Risk assessment of volcanic lakes

 

Caldera lakes of active volcanos are sometimes a risk for the region and the assessment of danger from an eruption has to be an elementary part of the risk analyses. Since the lake Nyos CO2 eruption in Cameroon at 1986, which caused 2000 victims, the risk of a limnological CO2 eruption is known publicly, however, there are still deficits in risk assessment, particularly with respect to accumulation processes from CO2 in water bodies as well as limnological processes. Up to now circa 20 crater lakes are known in which CO2 accumulation happens and in the past eruptional gas emissions occurred several times.

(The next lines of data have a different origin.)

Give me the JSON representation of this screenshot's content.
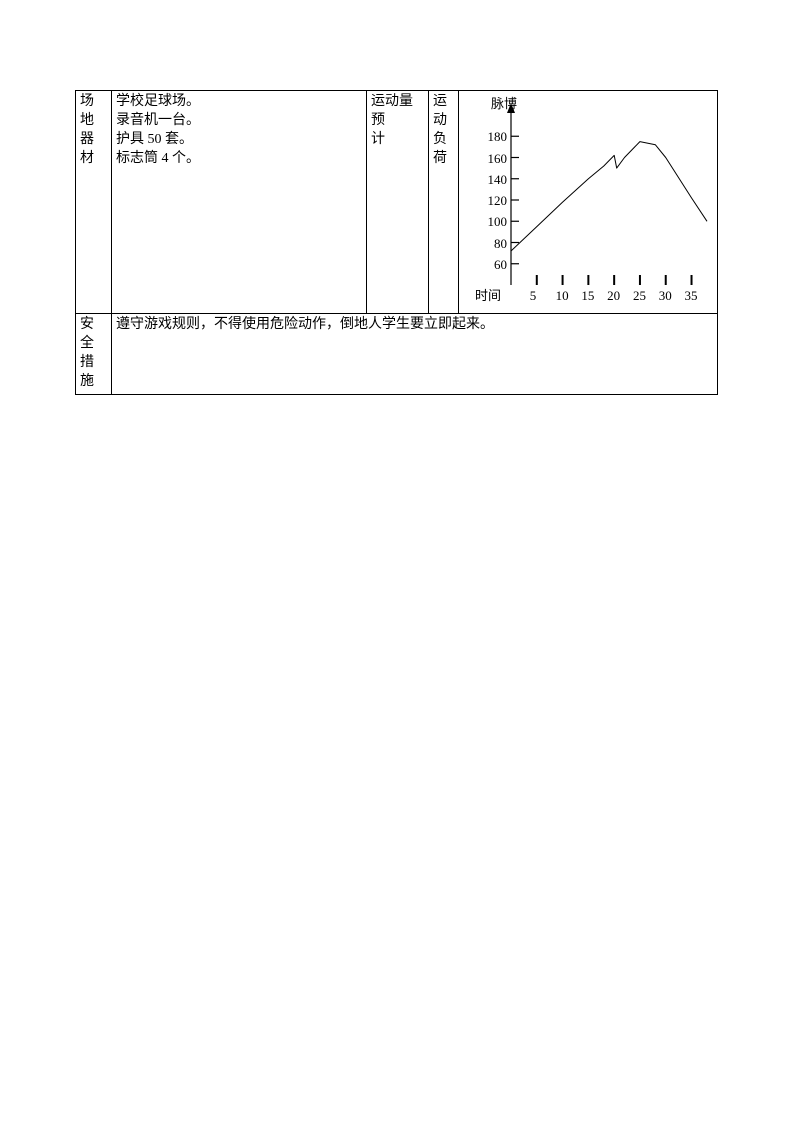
{
  "row1": {
    "header": {
      "line1": "场地",
      "line2": "器材"
    },
    "equipment": {
      "l1": "学校足球场。",
      "l2": "录音机一台。",
      "l3": "护具 50 套。",
      "l4": "标志筒 4 个。"
    },
    "col3": {
      "line1": "运动量预",
      "line2": "计"
    },
    "col4": {
      "c1": "运",
      "c2": "动",
      "c3": "负",
      "c4": "荷"
    },
    "chart": {
      "pulse_label": "脉博",
      "time_label": "时间",
      "y_ticks": [
        "180",
        "160",
        "140",
        "120",
        "100",
        "80",
        "60"
      ],
      "x_ticks": [
        "5",
        "10",
        "15",
        "20",
        "25",
        "30",
        "35"
      ],
      "curve_points": [
        {
          "t": 0,
          "v": 72
        },
        {
          "t": 5,
          "v": 95
        },
        {
          "t": 10,
          "v": 118
        },
        {
          "t": 15,
          "v": 140
        },
        {
          "t": 18,
          "v": 152
        },
        {
          "t": 20,
          "v": 162
        },
        {
          "t": 20.5,
          "v": 150
        },
        {
          "t": 22,
          "v": 160
        },
        {
          "t": 25,
          "v": 175
        },
        {
          "t": 28,
          "v": 172
        },
        {
          "t": 30,
          "v": 160
        },
        {
          "t": 35,
          "v": 122
        },
        {
          "t": 38,
          "v": 100
        }
      ],
      "y_min": 40,
      "y_max": 200,
      "x_min": 0,
      "x_max": 38,
      "stroke": "#000000",
      "axis_width": 1.2,
      "curve_width": 1.0
    }
  },
  "row2": {
    "header": {
      "line1": "安全",
      "line2": "措施"
    },
    "text": "遵守游戏规则，不得使用危险动作，倒地人学生要立即起来。"
  }
}
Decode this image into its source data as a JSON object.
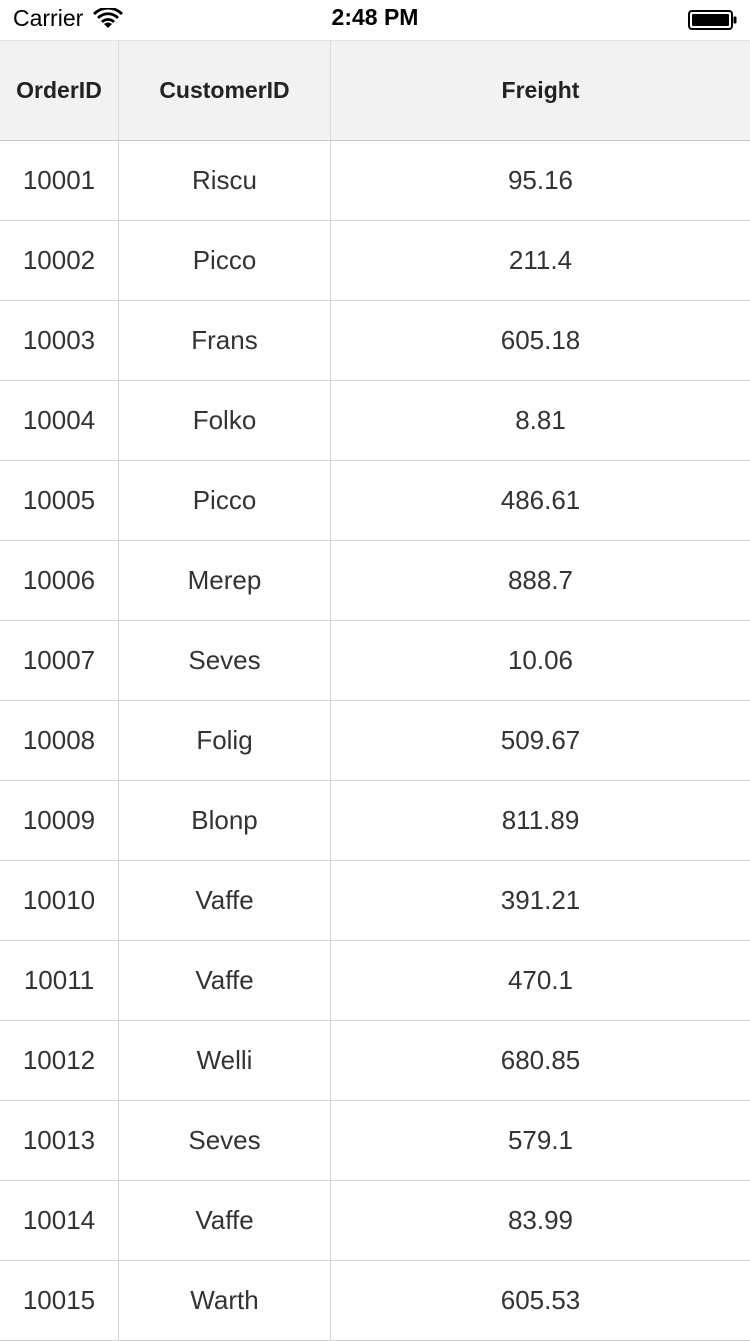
{
  "status_bar": {
    "carrier": "Carrier",
    "time": "2:48 PM"
  },
  "grid": {
    "columns": [
      "OrderID",
      "CustomerID",
      "Freight"
    ],
    "rows": [
      [
        "10001",
        "Riscu",
        "95.16"
      ],
      [
        "10002",
        "Picco",
        "211.4"
      ],
      [
        "10003",
        "Frans",
        "605.18"
      ],
      [
        "10004",
        "Folko",
        "8.81"
      ],
      [
        "10005",
        "Picco",
        "486.61"
      ],
      [
        "10006",
        "Merep",
        "888.7"
      ],
      [
        "10007",
        "Seves",
        "10.06"
      ],
      [
        "10008",
        "Folig",
        "509.67"
      ],
      [
        "10009",
        "Blonp",
        "811.89"
      ],
      [
        "10010",
        "Vaffe",
        "391.21"
      ],
      [
        "10011",
        "Vaffe",
        "470.1"
      ],
      [
        "10012",
        "Welli",
        "680.85"
      ],
      [
        "10013",
        "Seves",
        "579.1"
      ],
      [
        "10014",
        "Vaffe",
        "83.99"
      ],
      [
        "10015",
        "Warth",
        "605.53"
      ]
    ]
  },
  "colors": {
    "header_background": "#f2f2f2",
    "grid_line": "#d4d4d4",
    "text": "#333333"
  }
}
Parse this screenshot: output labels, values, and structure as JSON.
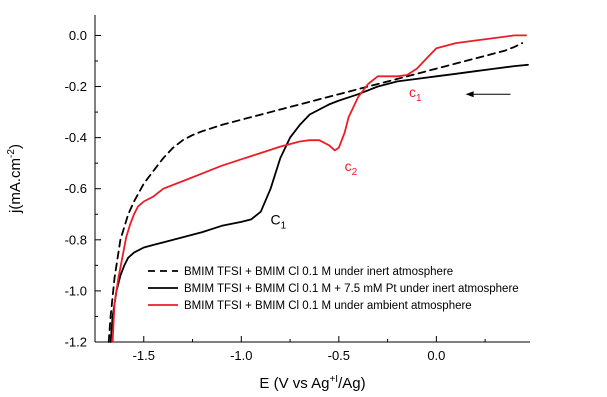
{
  "chart_data": {
    "type": "line",
    "title": "",
    "xlabel": "E (V vs Ag",
    "xlabel_sup": "+I",
    "xlabel_tail": "/Ag)",
    "ylabel": "j(mA.cm",
    "ylabel_sup": "-2",
    "ylabel_tail": ")",
    "xlim": [
      -1.75,
      0.48
    ],
    "ylim": [
      -1.2,
      0.08
    ],
    "x_ticks": [
      -1.5,
      -1.0,
      -0.5,
      0.0
    ],
    "x_tick_labels": [
      "-1.5",
      "-1.0",
      "-0.5",
      "0.0"
    ],
    "y_ticks": [
      0.0,
      -0.2,
      -0.4,
      -0.6,
      -0.8,
      -1.0,
      -1.2
    ],
    "y_tick_labels": [
      "0.0",
      "-0.2",
      "-0.4",
      "-0.6",
      "-0.8",
      "-1.0",
      "-1.2"
    ],
    "grid": false,
    "legend_position": "bottom-right",
    "series": [
      {
        "name": "BMIM TFSI + BMIM Cl 0.1 M under inert atmosphere",
        "color": "#000000",
        "dash": "dashed",
        "x": [
          -1.68,
          -1.67,
          -1.65,
          -1.62,
          -1.58,
          -1.55,
          -1.5,
          -1.45,
          -1.4,
          -1.35,
          -1.3,
          -1.25,
          -1.2,
          -1.1,
          -1.0,
          -0.9,
          -0.8,
          -0.7,
          -0.6,
          -0.5,
          -0.4,
          -0.3,
          -0.2,
          -0.1,
          0.0,
          0.1,
          0.2,
          0.3,
          0.35,
          0.4,
          0.44
        ],
        "y": [
          -1.2,
          -1.1,
          -0.95,
          -0.8,
          -0.7,
          -0.65,
          -0.58,
          -0.53,
          -0.48,
          -0.44,
          -0.41,
          -0.39,
          -0.375,
          -0.35,
          -0.33,
          -0.31,
          -0.29,
          -0.27,
          -0.25,
          -0.23,
          -0.21,
          -0.19,
          -0.17,
          -0.15,
          -0.13,
          -0.11,
          -0.09,
          -0.07,
          -0.06,
          -0.045,
          -0.03
        ]
      },
      {
        "name": "BMIM TFSI + BMIM Cl 0.1 M + 7.5 mM Pt under inert atmosphere",
        "color": "#000000",
        "dash": "solid",
        "x": [
          -1.67,
          -1.66,
          -1.64,
          -1.62,
          -1.6,
          -1.58,
          -1.55,
          -1.5,
          -1.45,
          -1.4,
          -1.3,
          -1.2,
          -1.1,
          -1.0,
          -0.95,
          -0.9,
          -0.85,
          -0.8,
          -0.75,
          -0.7,
          -0.65,
          -0.6,
          -0.55,
          -0.5,
          -0.4,
          -0.3,
          -0.2,
          -0.1,
          0.0,
          0.1,
          0.2,
          0.3,
          0.4,
          0.47
        ],
        "y": [
          -1.2,
          -1.1,
          -1.0,
          -0.94,
          -0.9,
          -0.87,
          -0.85,
          -0.83,
          -0.82,
          -0.81,
          -0.79,
          -0.77,
          -0.745,
          -0.73,
          -0.72,
          -0.69,
          -0.6,
          -0.48,
          -0.4,
          -0.35,
          -0.31,
          -0.29,
          -0.27,
          -0.255,
          -0.23,
          -0.2,
          -0.18,
          -0.17,
          -0.16,
          -0.15,
          -0.14,
          -0.13,
          -0.12,
          -0.115
        ]
      },
      {
        "name": "BMIM TFSI + BMIM Cl 0.1 M under ambient atmosphere",
        "color": "#ee1c24",
        "dash": "solid",
        "x": [
          -1.66,
          -1.65,
          -1.63,
          -1.61,
          -1.59,
          -1.57,
          -1.55,
          -1.53,
          -1.5,
          -1.45,
          -1.4,
          -1.3,
          -1.2,
          -1.1,
          -1.0,
          -0.9,
          -0.8,
          -0.7,
          -0.65,
          -0.6,
          -0.55,
          -0.52,
          -0.5,
          -0.47,
          -0.45,
          -0.4,
          -0.35,
          -0.3,
          -0.25,
          -0.2,
          -0.15,
          -0.1,
          -0.05,
          0.0,
          0.1,
          0.2,
          0.3,
          0.4,
          0.46
        ],
        "y": [
          -1.2,
          -1.05,
          -0.95,
          -0.87,
          -0.79,
          -0.74,
          -0.7,
          -0.67,
          -0.65,
          -0.63,
          -0.6,
          -0.57,
          -0.54,
          -0.51,
          -0.485,
          -0.46,
          -0.435,
          -0.415,
          -0.41,
          -0.41,
          -0.43,
          -0.45,
          -0.44,
          -0.38,
          -0.32,
          -0.24,
          -0.19,
          -0.16,
          -0.16,
          -0.16,
          -0.155,
          -0.13,
          -0.09,
          -0.05,
          -0.03,
          -0.02,
          -0.01,
          0.0,
          0.0
        ]
      }
    ],
    "annotations": [
      {
        "text": "c",
        "sub": "1",
        "x": -0.14,
        "y": -0.24,
        "color": "#ee1c24"
      },
      {
        "text": "c",
        "sub": "2",
        "x": -0.47,
        "y": -0.53,
        "color": "#ee1c24"
      },
      {
        "text": "C",
        "sub": "1",
        "x": -0.85,
        "y": -0.74,
        "color": "#000000"
      }
    ],
    "scan_arrow": {
      "x_from": 0.38,
      "x_to": 0.15,
      "y": -0.23
    }
  }
}
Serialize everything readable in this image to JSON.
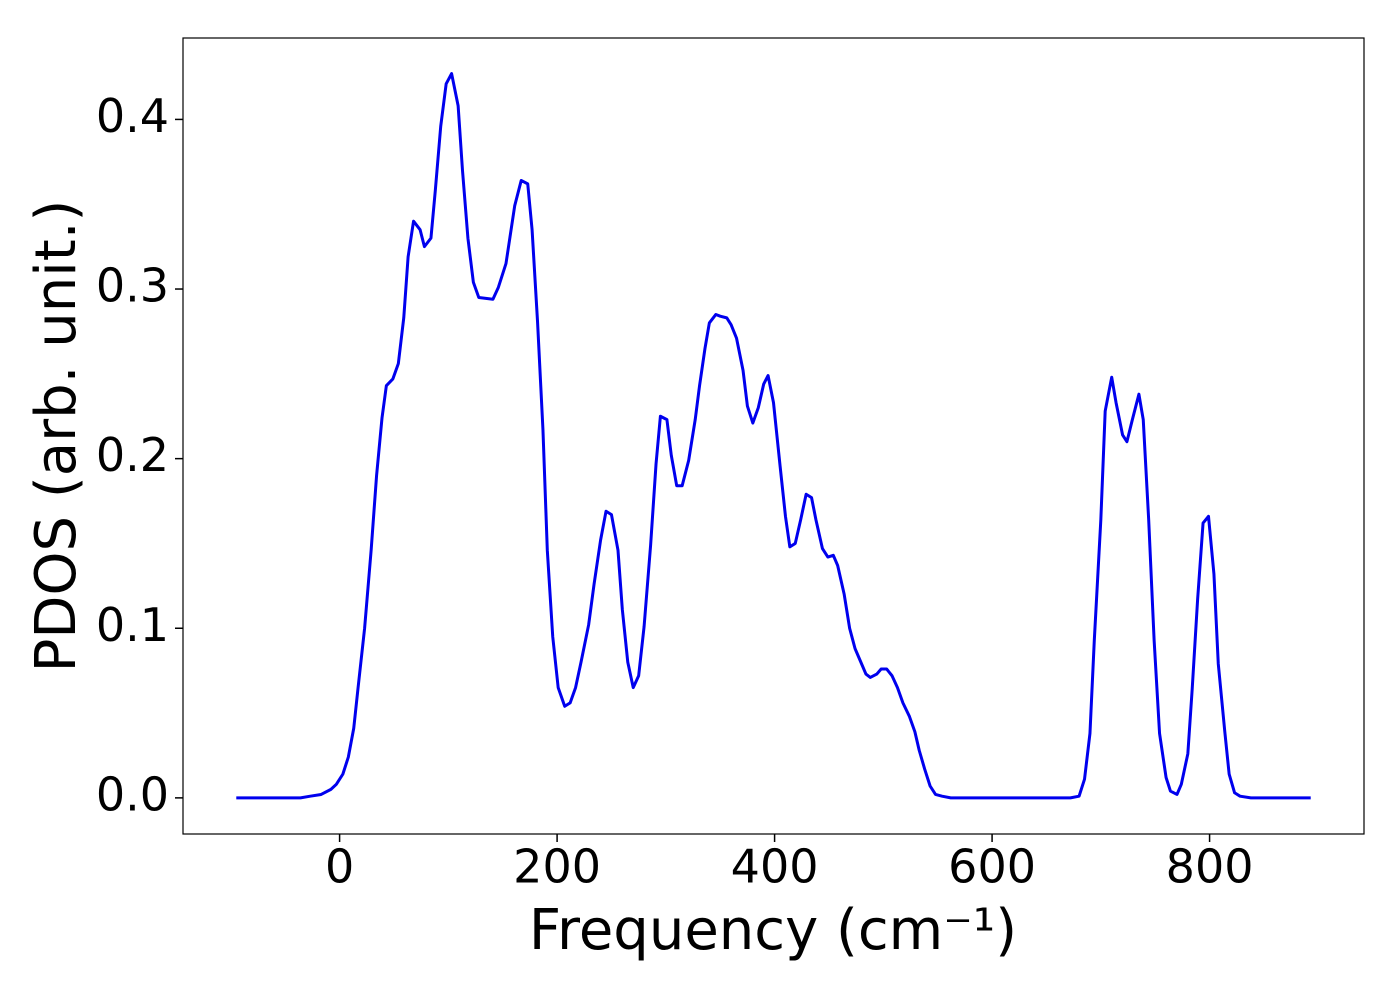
{
  "chart_data": {
    "type": "line",
    "xlabel": "Frequency (cm⁻¹)",
    "ylabel": "PDOS (arb. unit.)",
    "xlim": [
      -144,
      942
    ],
    "ylim": [
      -0.0213,
      0.448
    ],
    "xticks": [
      0,
      200,
      400,
      600,
      800
    ],
    "yticks": [
      {
        "value": 0,
        "label": "0.0"
      },
      0.1,
      0.2,
      0.3,
      0.4
    ],
    "series": [
      {
        "color": "#0000ee",
        "x": [
          -95,
          -36,
          -27,
          -17,
          -8,
          -3,
          3,
          8,
          13,
          17,
          23,
          29,
          34,
          39,
          43,
          49,
          54,
          59,
          63,
          68,
          74,
          78,
          84,
          88,
          93,
          98,
          103,
          109,
          113,
          118,
          123,
          128,
          141,
          146,
          153,
          161,
          167,
          173,
          177,
          182,
          187,
          191,
          196,
          201,
          207,
          212,
          217,
          222,
          229,
          234,
          240,
          245,
          250,
          256,
          260,
          265,
          270,
          275,
          280,
          286,
          291,
          295,
          301,
          305,
          310,
          315,
          321,
          327,
          331,
          336,
          340,
          346,
          350,
          356,
          360,
          365,
          371,
          375,
          380,
          385,
          390,
          394,
          399,
          405,
          410,
          414,
          419,
          424,
          429,
          434,
          438,
          444,
          449,
          454,
          458,
          464,
          469,
          474,
          480,
          484,
          488,
          494,
          498,
          503,
          508,
          513,
          518,
          524,
          529,
          533,
          538,
          543,
          548,
          554,
          562,
          672,
          680,
          685,
          690,
          694,
          700,
          704,
          710,
          714,
          720,
          724,
          729,
          735,
          739,
          744,
          749,
          754,
          760,
          764,
          770,
          774,
          780,
          784,
          789,
          794,
          799,
          804,
          808,
          814,
          818,
          823,
          828,
          838,
          893
        ],
        "values": [
          0,
          0,
          0.001,
          0.002,
          0.005,
          0.008,
          0.014,
          0.024,
          0.041,
          0.065,
          0.1,
          0.146,
          0.19,
          0.224,
          0.243,
          0.247,
          0.256,
          0.283,
          0.319,
          0.34,
          0.335,
          0.325,
          0.33,
          0.358,
          0.396,
          0.421,
          0.427,
          0.408,
          0.37,
          0.33,
          0.304,
          0.295,
          0.294,
          0.301,
          0.315,
          0.349,
          0.364,
          0.362,
          0.335,
          0.281,
          0.217,
          0.146,
          0.095,
          0.065,
          0.054,
          0.056,
          0.065,
          0.08,
          0.102,
          0.126,
          0.152,
          0.169,
          0.167,
          0.146,
          0.111,
          0.08,
          0.065,
          0.072,
          0.101,
          0.149,
          0.197,
          0.225,
          0.223,
          0.202,
          0.184,
          0.184,
          0.199,
          0.223,
          0.243,
          0.265,
          0.28,
          0.285,
          0.284,
          0.283,
          0.279,
          0.271,
          0.252,
          0.231,
          0.221,
          0.23,
          0.244,
          0.249,
          0.233,
          0.196,
          0.166,
          0.148,
          0.15,
          0.164,
          0.179,
          0.177,
          0.164,
          0.147,
          0.142,
          0.143,
          0.137,
          0.12,
          0.1,
          0.088,
          0.079,
          0.073,
          0.071,
          0.073,
          0.076,
          0.076,
          0.072,
          0.065,
          0.056,
          0.048,
          0.039,
          0.028,
          0.017,
          0.007,
          0.002,
          0.001,
          0,
          0,
          0.001,
          0.011,
          0.038,
          0.093,
          0.164,
          0.228,
          0.248,
          0.233,
          0.214,
          0.21,
          0.223,
          0.238,
          0.223,
          0.164,
          0.093,
          0.038,
          0.012,
          0.004,
          0.002,
          0.008,
          0.026,
          0.064,
          0.117,
          0.162,
          0.166,
          0.132,
          0.079,
          0.039,
          0.014,
          0.003,
          0.001,
          0,
          0
        ]
      }
    ]
  }
}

The relevance of the risk has increased significantly because the endangered areas are inhabited today. Yet, many crater lakes particularly in the states of South and Central America are still not or rather sufficiently investigated concerning their CO2 accumulation. At an interdisciplinary research project two deep caldera lakes, the lagoon Quilotoa near Latacunga and lake Cuicocha in the north of Quito in Ecuador were investigated to understand the mechanism of CO2 accumulation and the possible transformation in the water column.

 

In both caldera lakes volcanic gases and an accumulation in the lake lead to an emission of CO2. High accumulations occurred in Quilotoa, but continued access and more investigations were not possible because of the local security situation. At the caldera of Quilotoa a large amountof CO2 is released  and at windless periods a danger for people inside the caldera cannot be ruled out.

 

At lake Cuicocha, a wide limnological, geological, and volcanological regional survey was performed, which enables an extended risk assessment of the Cuicocha volcano.

  • The Cotacachi/Cuicocha complex is an active volcano, which had two active phases according to geological investigations. One at the Pleistocene with the formation of the abundant volcanic cone Cotacachi and a recent phase with eruptions between 2500 B.C. till 700 AD. Today’s volcanic activities are emissions of volcanic gases and rising hydrothermal water.
  • The CO2 emissions at the lake lead to an obvious, but not dangerous accumulation of CO2 in the water, because of constant degasification over the monomictic hydrology behaviour at the lake. Hence, a limnic eruption of CO2 is currently ruled out. 
© Gunkel. Caldera lake of the active volcano Quilotoa, Ecuador
© Gunkel. Caldera lake of the active volcano Quilotoa, Ecuador
© Gunkel. Cuicocha, Ecuador, caldera lake with 4 smaller volcanic cones
© Gunkel. Cuicocha, Ecuador, caldera lake with 4 smaller volcanic cones

 

References

  • Gunkel, G., Beulker, C., Grupe, B. & Viteri, F. (2009) Survey and assessment of post volcanic activities of a young caldera lake, Lake Cuicocha, Ecuador. Natural Hazards and Earth System Science 9, 699-712.
  • Gunkel, G. & Beulker C. (2009) Limnology of the crater Lake Cuicocha, Ecuador, a cold water tropical lake. Int. Rev. Hydrobiol. 94, 103-125.
  • Gunkel, G., Beulker, C., Grupe, B. & Viteri, F. (2008) Hazards of Volcanic Lakes: Analysis of Lakes Quilotoa and Cuicocha, Ecuador. In: P. Fabian & P. Lagos. The role of Geophysics in Natural Disaster Prevention. Advances in Geosciences, Proceedings 14, 29-33.